Arlt Christopher, van Inghelandt Delphine, Li Jinquan, Stich Benjamin
Res Sq. 2025 Mar 31:rs.3.rs-6145169. doi: 10.21203/rs.3.rs-6145169/v1.
The field of genomic selection (GS) is advancing rapidly on many fronts including the utilization of multi-omics datasets with the goal to increase prediction ability (PA) and to become an integral part of an increasing number of breeding programs ensuring future food security.
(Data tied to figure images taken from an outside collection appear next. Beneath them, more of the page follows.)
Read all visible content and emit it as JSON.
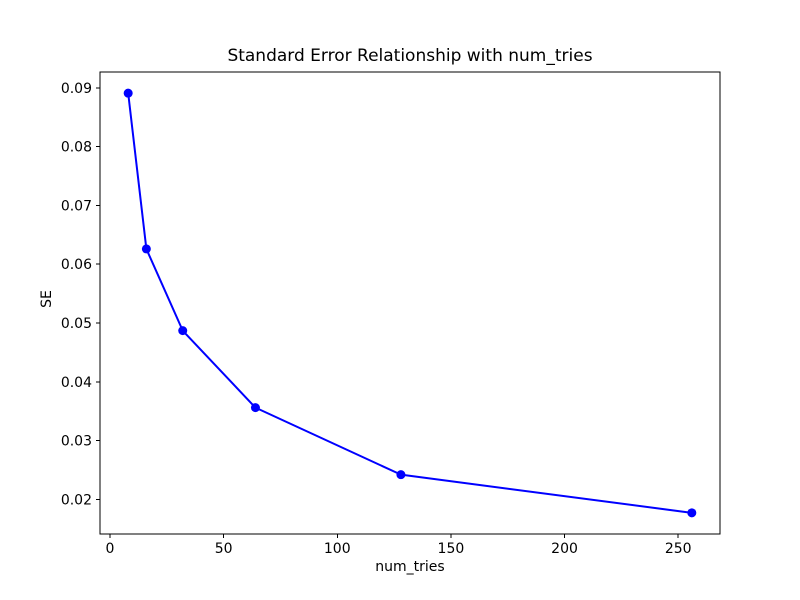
{
  "chart_data": {
    "type": "line",
    "title": "Standard Error Relationship with num_tries",
    "xlabel": "num_tries",
    "ylabel": "SE",
    "x": [
      8,
      16,
      32,
      64,
      128,
      256
    ],
    "y": [
      0.0891,
      0.0626,
      0.0487,
      0.0356,
      0.0242,
      0.0177
    ],
    "xticks": [
      0,
      50,
      100,
      150,
      200,
      250
    ],
    "yticks": [
      0.02,
      0.03,
      0.04,
      0.05,
      0.06,
      0.07,
      0.08,
      0.09
    ],
    "ytick_decimals": 2,
    "xlim": [
      -4.4,
      268.4
    ],
    "ylim": [
      0.0141,
      0.0927
    ],
    "grid": false,
    "legend": null,
    "line_color": "#0000ff",
    "marker": "o",
    "marker_color": "#0000ff",
    "axes_color": "#000000",
    "background_color": "#ffffff"
  }
}
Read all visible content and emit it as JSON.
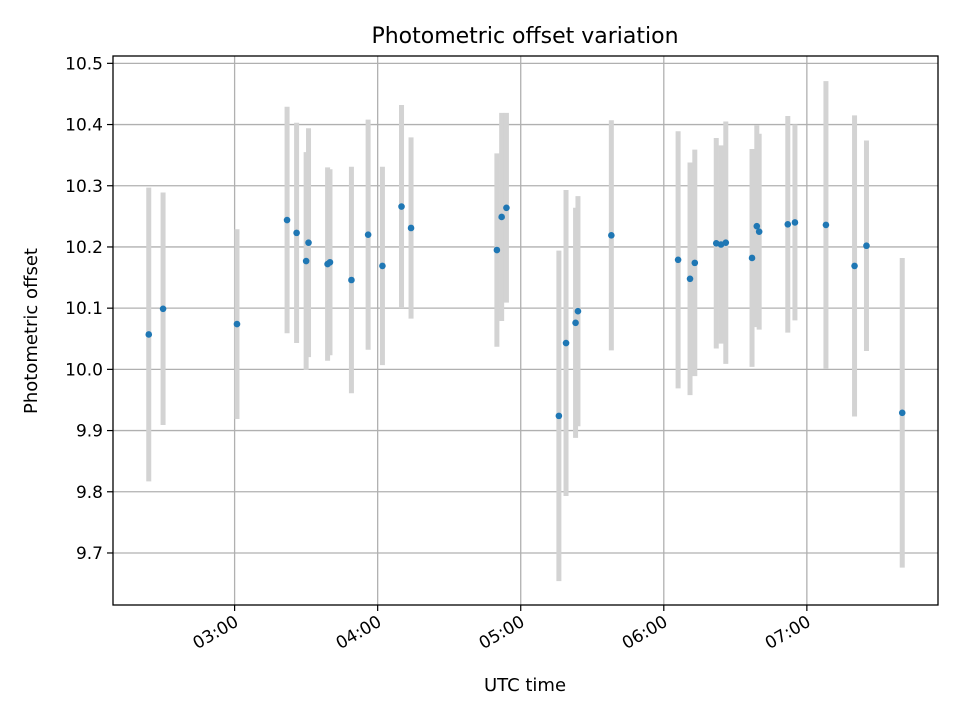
{
  "chart_data": {
    "type": "scatter",
    "title": "Photometric offset variation",
    "xlabel": "UTC time",
    "ylabel": "Photometric offset",
    "x_tick_labels": [
      "03:00",
      "04:00",
      "05:00",
      "06:00",
      "07:00"
    ],
    "x_ticks_minutes": [
      180,
      240,
      300,
      360,
      420
    ],
    "xlim_minutes": [
      129,
      475
    ],
    "y_ticks": [
      9.7,
      9.8,
      9.9,
      10.0,
      10.1,
      10.2,
      10.3,
      10.4,
      10.5
    ],
    "y_tick_labels": [
      "9.7",
      "9.8",
      "9.9",
      "10.0",
      "10.1",
      "10.2",
      "10.3",
      "10.4",
      "10.5"
    ],
    "ylim": [
      9.615,
      10.512
    ],
    "grid": true,
    "marker_color": "#1f77b4",
    "errorbar_color": "#d3d3d3",
    "series": [
      {
        "points": [
          {
            "t": "02:24",
            "y": 10.057,
            "err": 0.24
          },
          {
            "t": "02:30",
            "y": 10.099,
            "err": 0.19
          },
          {
            "t": "03:01",
            "y": 10.074,
            "err": 0.155
          },
          {
            "t": "03:22",
            "y": 10.244,
            "err": 0.185
          },
          {
            "t": "03:26",
            "y": 10.223,
            "err": 0.18
          },
          {
            "t": "03:30",
            "y": 10.177,
            "err": 0.178
          },
          {
            "t": "03:31",
            "y": 10.207,
            "err": 0.187
          },
          {
            "t": "03:39",
            "y": 10.172,
            "err": 0.158
          },
          {
            "t": "03:40",
            "y": 10.175,
            "err": 0.152
          },
          {
            "t": "03:49",
            "y": 10.146,
            "err": 0.185
          },
          {
            "t": "03:56",
            "y": 10.22,
            "err": 0.188
          },
          {
            "t": "04:02",
            "y": 10.169,
            "err": 0.162
          },
          {
            "t": "04:10",
            "y": 10.266,
            "err": 0.166
          },
          {
            "t": "04:14",
            "y": 10.231,
            "err": 0.148
          },
          {
            "t": "04:50",
            "y": 10.195,
            "err": 0.158
          },
          {
            "t": "04:52",
            "y": 10.249,
            "err": 0.17
          },
          {
            "t": "04:54",
            "y": 10.264,
            "err": 0.155
          },
          {
            "t": "05:16",
            "y": 9.924,
            "err": 0.27
          },
          {
            "t": "05:19",
            "y": 10.043,
            "err": 0.25
          },
          {
            "t": "05:23",
            "y": 10.076,
            "err": 0.188
          },
          {
            "t": "05:24",
            "y": 10.095,
            "err": 0.188
          },
          {
            "t": "05:38",
            "y": 10.219,
            "err": 0.188
          },
          {
            "t": "06:06",
            "y": 10.179,
            "err": 0.21
          },
          {
            "t": "06:11",
            "y": 10.148,
            "err": 0.19
          },
          {
            "t": "06:13",
            "y": 10.174,
            "err": 0.185
          },
          {
            "t": "06:22",
            "y": 10.206,
            "err": 0.172
          },
          {
            "t": "06:24",
            "y": 10.204,
            "err": 0.162
          },
          {
            "t": "06:26",
            "y": 10.207,
            "err": 0.198
          },
          {
            "t": "06:37",
            "y": 10.182,
            "err": 0.178
          },
          {
            "t": "06:39",
            "y": 10.234,
            "err": 0.165
          },
          {
            "t": "06:40",
            "y": 10.225,
            "err": 0.16
          },
          {
            "t": "06:52",
            "y": 10.237,
            "err": 0.177
          },
          {
            "t": "06:55",
            "y": 10.24,
            "err": 0.16
          },
          {
            "t": "07:08",
            "y": 10.236,
            "err": 0.235
          },
          {
            "t": "07:20",
            "y": 10.169,
            "err": 0.246
          },
          {
            "t": "07:25",
            "y": 10.202,
            "err": 0.172
          },
          {
            "t": "07:40",
            "y": 9.929,
            "err": 0.253
          }
        ]
      }
    ]
  }
}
In this study, we used RNA sequencing (RNA-Seq) data to perform genomic prediction (GP) on three related barley RIL populations investigating the potential of increasing PA by combining genomic and transcriptomic datasets, adding whole genome sequencing (WGS) SNP data, functional parameter filtering, and empirical quality filtering. Our RNA-Seq data were generated cost-efficiently using small footprint plant cultivation, high-throughput RNA extraction, and library preparation miniaturization. We also examined the depth of the sequencing as an additional cost-saving measure. We used five-fold cross-validation to evaluate the PA of the gene expression dataset, the RNA-Seq SNP dataset, and the consensus SNP dataset between the RNA-Seq and parental WGS data, resulting in PAs between 0.73 and 0.78. The consensus SNP dataset performed best, with five out of eight traits performing significantly better compared to a 50K SNP array, which served as a benchmark. The advantage of the consensus SNP dataset was most prominent in the inter-population predictions, in which the training- and validation-set originated from different RIL sub-populations. We could therefore not only show that RNA-Seq data alone are able to predict various complex traits in barley using RIL, but also that the performance can be further increased by WGS data for which the public availability will steadily increase.
基因组选择(GS)领域在许多方面都在迅速发展,包括利用多组学数据集,目标是提高预测能力(PA),并成为越来越多育种计划的一个组成部分,以确保未来的粮食安全。在本研究中,我们使用RNA测序(RNA-Seq)数据对三个相关的大麦重组自交系(RIL)群体进行基因组预测(GP),研究通过整合基因组和转录组数据集、添加全基因组测序(WGS)SNP数据、功能参数过滤和经验质量过滤来提高PA的潜力。我们的RNA-Seq数据是通过小规模植物种植、高通量RNA提取和文库制备小型化高效低成本生成的。我们还研究了测序深度作为一种额外的成本节约措施。我们使用五重交叉验证来评估基因表达数据集、RNA-Seq SNP数据集以及RNA-Seq与亲本WGS数据之间的一致性SNP数据集的PA,结果PA在0.73至0.78之间。一致性SNP数据集表现最佳,八个性状中有五个与作为基准的50K SNP阵列相比表现显著更好。一致性SNP数据集的优势在群体间预测中最为突出,其中训练集和验证集来自不同的RIL亚群体。因此,我们不仅可以证明仅RNA-Seq数据就能利用RIL预测大麦中的各种复杂性状,而且通过WGS数据可以进一步提高性能,而WGS数据的公开可用性将稳步增加。